Une alimentation saine et variée doit en principe nous fournir la quantité journalière de magnésium dont nous avons besoin.

Quelles sont les meilleures sources alimentaires de magnésium ?

  • Les céréales sont, avec les légumes verts, la première source alimentaire de magnésium. Les produits à base de céréales intégrales en apportant 100 à 150 mg par 100 gr de produit, soit 3 à 5 fois plus que ceux à base de céréales raffinées (riz, pain et pâtes blanches). Une alimentation végétarienne fournit donc en principe des quantités importantes de magnésium.
  • Les fruits de mer constituent la source la plus riche de magnésium (410 mg par 100 gr de produit), mais peu de personnes ont la possibilité d’en consommer en quantité quotidiennement!

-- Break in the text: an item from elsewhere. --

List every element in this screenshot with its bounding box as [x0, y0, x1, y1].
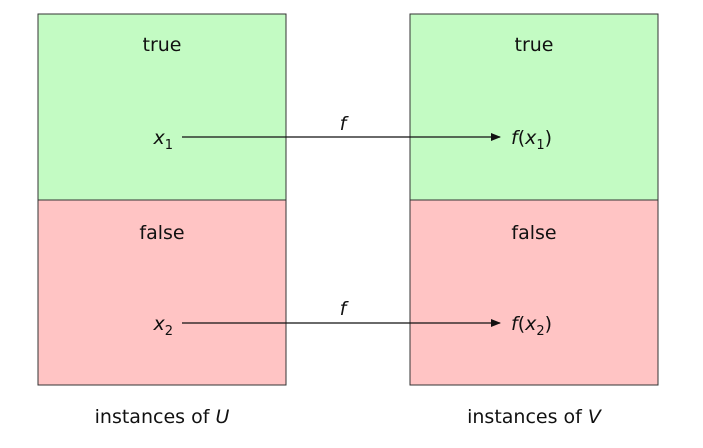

A noter que le poisson en est aussi une source intéressante (25 à 50 mg par 100 gr de produit).
  • La mélasse (197 à 242 mg par 100 gr de produit)
  • Le cacao  (150 à 400 mg par 100 gr de produit)
  • Les épinards (50 à 100 mg par 100 gr de produit)
  • Certaines eaux minérales sont riches en magnésium
  • Autres bonnes sources : les fèves, les amandes, la banane et la caroube

En cas de surmenage et de stress importants, mais aussi en cas de régime amaigrissant, il peut être utile de prendre des compléments alimentaires à base de magnésium : demandez conseil à votre médecin ou à votre nutrithérapeute.

Attention : l’ingestion de trop grandes quantités de magnésium a des effets laxatifs, voire purgatifs.